I tried to overcome this reluctance, what could be there after all, my arms were swathed in lace, somewhat rough, being stiff, it was awkward going, so on to the neck. What they called a swan-neck—the head set on it with a stateliness not assumed but natural, inspiring respect, the ears below the braided hair—small, the lobes firm, without jewelry, unpierced—why?—I felt my forehead, cheeks, lips. Their expression, detected with the tips of my thin fingers, again disturbed me. A different expression from the one I had expected. Strange.
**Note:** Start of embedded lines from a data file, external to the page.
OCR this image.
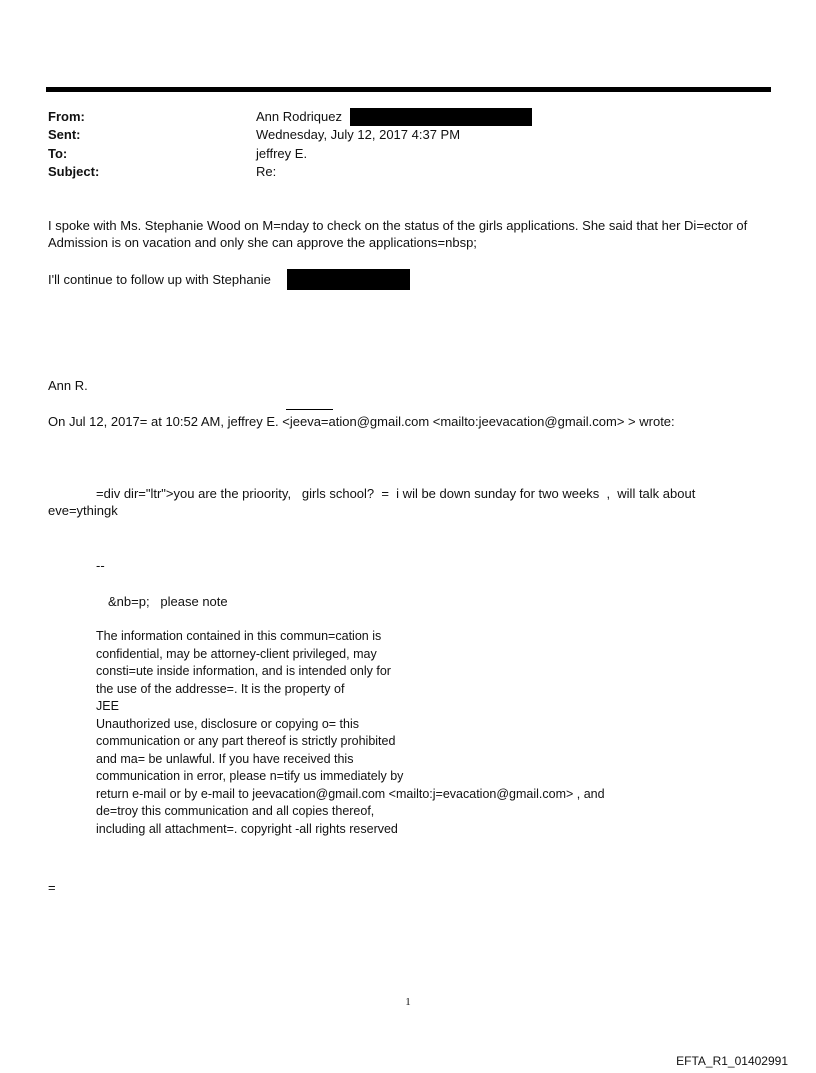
From:	Ann Rodriquez
Sent:	Wednesday, July 12, 2017 4:37 PM
To:	jeffrey E.
Subject:	Re:
I spoke with Ms. Stephanie Wood on M=nday to check on the status of the girls applications. She said that her Di=ector of Admission is on vacation and only she can approve the applications=nbsp;
I'll continue to follow up with Stephanie
Ann R.
On Jul 12, 2017= at 10:52 AM, jeffrey E. <jeeva=ation@gmail.com <mailto:jeevacation@gmail.com> > wrote:
=div dir="ltr">you are the prioority,   girls school?  =  i wil be down sunday for two weeks  ,  will talk about
eve=ythingk
--
&nb=p;   please note
The information contained in this commun=cation is
confidential, may be attorney-client privileged, may
consti=ute inside information, and is intended only for
the use of the addresse=. It is the property of
JEE
Unauthorized use, disclosure or copying o= this
communication or any part thereof is strictly prohibited
and ma= be unlawful. If you have received this
communication in error, please n=tify us immediately by
return e-mail or by e-mail to jeevacation@gmail.com <mailto:j=evacation@gmail.com> , and
de=troy this communication and all copies thereof,
including all attachment=. copyright -all rights reserved
=
1
EFTA_R1_01402991
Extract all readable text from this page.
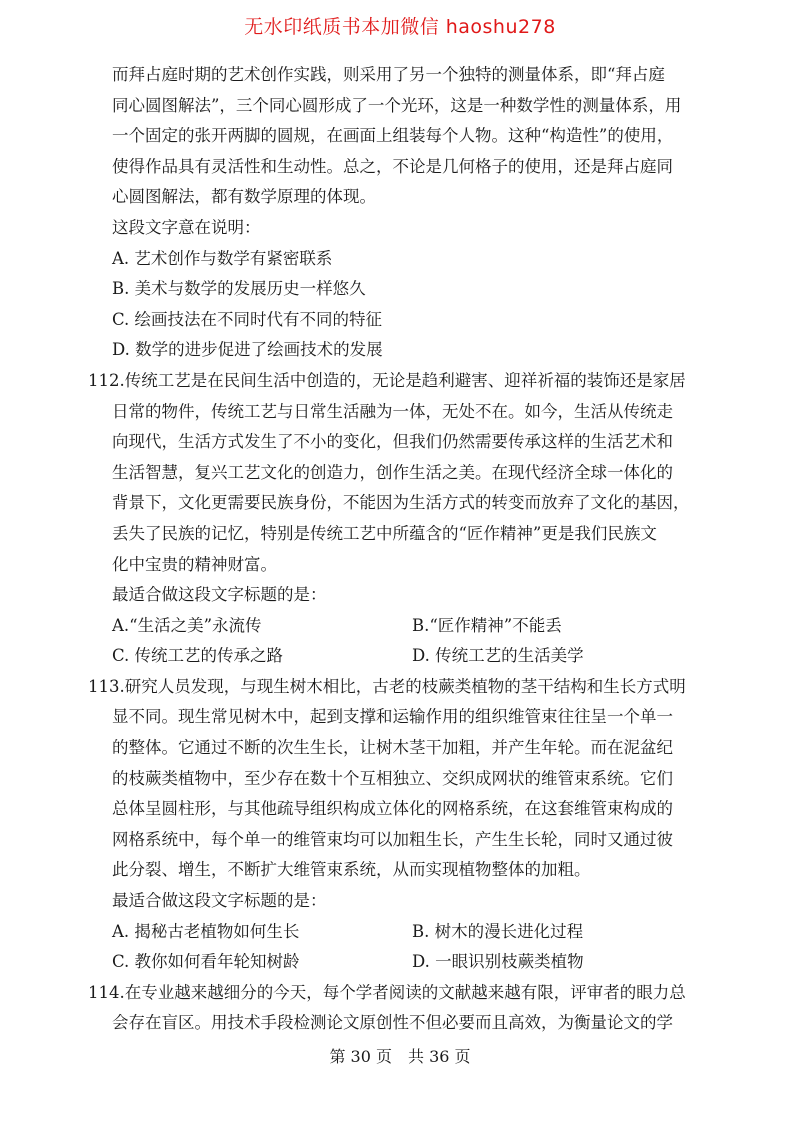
无水印纸质书本加微信 haoshu278

而拜占庭时期的艺术创作实践，则采用了另一个独特的测量体系，即“拜占庭
同心圆图解法”，三个同心圆形成了一个光环，这是一种数学性的测量体系，用
一个固定的张开两脚的圆规，在画面上组装每个人物。这种“构造性”的使用，
使得作品具有灵活性和生动性。总之，不论是几何格子的使用，还是拜占庭同
心圆图解法，都有数学原理的体现。

这段文字意在说明：
A. 艺术创作与数学有紧密联系
B. 美术与数学的发展历史一样悠久
C. 绘画技法在不同时代有不同的特征
D. 数学的进步促进了绘画技术的发展

112.传统工艺是在民间生活中创造的，无论是趋利避害、迎祥祈福的装饰还是家居
日常的物件，传统工艺与日常生活融为一体，无处不在。如今，生活从传统走
向现代，生活方式发生了不小的变化，但我们仍然需要传承这样的生活艺术和
生活智慧，复兴工艺文化的创造力，创作生活之美。在现代经济全球一体化的
背景下，文化更需要民族身份，不能因为生活方式的转变而放弃了文化的基因，
丢失了民族的记忆，特别是传统工艺中所蕴含的“匠作精神”更是我们民族文
化中宝贵的精神财富。

最适合做这段文字标题的是：
A.“生活之美”永流传	B.“匠作精神”不能丢
C. 传统工艺的传承之路	D. 传统工艺的生活美学

113.研究人员发现，与现生树木相比，古老的枝蕨类植物的茎干结构和生长方式明
显不同。现生常见树木中，起到支撑和运输作用的组织维管束往往呈一个单一
的整体。它通过不断的次生生长，让树木茎干加粗，并产生年轮。而在泥盆纪
的枝蕨类植物中，至少存在数十个互相独立、交织成网状的维管束系统。它们
总体呈圆柱形，与其他疏导组织构成立体化的网格系统，在这套维管束构成的
网格系统中，每个单一的维管束均可以加粗生长，产生生长轮，同时又通过彼
此分裂、增生，不断扩大维管束系统，从而实现植物整体的加粗。

最适合做这段文字标题的是：
A. 揭秘古老植物如何生长	B. 树木的漫长进化过程
C. 教你如何看年轮知树龄	D. 一眼识别枝蕨类植物

114.在专业越来越细分的今天，每个学者阅读的文献越来越有限，评审者的眼力总
会存在盲区。用技术手段检测论文原创性不但必要而且高效，为衡量论文的学

第 30 页　共 36 页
But how could I have been strange to myself other than through sickness, madness?

With a furtive movement befitting the innocence of a small child prey to old wives’ tales, I reached for my wrists after all, and for my elbows, there where the arm met the forearm, something incomprehensible was there. I lost all feeling in my fingertips, as if something had pressed against the nerves, the blood vessels, and once again my mind leaped from suspicion to suspicion: how did such information come to me, why did I study myself like some anatomist, this was hardly in the style of a maiden, neither Angelita nor the fair Duenna, nor the lyric Tlenix. But at the same time I felt a soothing compulsion: this is quite normal, don’t be surprised at yourself, you eccentric, fanciful featherbrain, if you’ve been a bit unwell, don’t return to that, think healthy thoughts, think of your rendezvous… But the elbows, the wrists? Beneath the skin—like a hard lump, was it swollen glands? Calcium deposits? Impossible, not in keeping with my beauty, with its absoluteness. And yet there was a hardening there, a tiny one, I could feel it only with a strong squeeze, above the hand, where the pulse left off, and also in the bend of the elbow.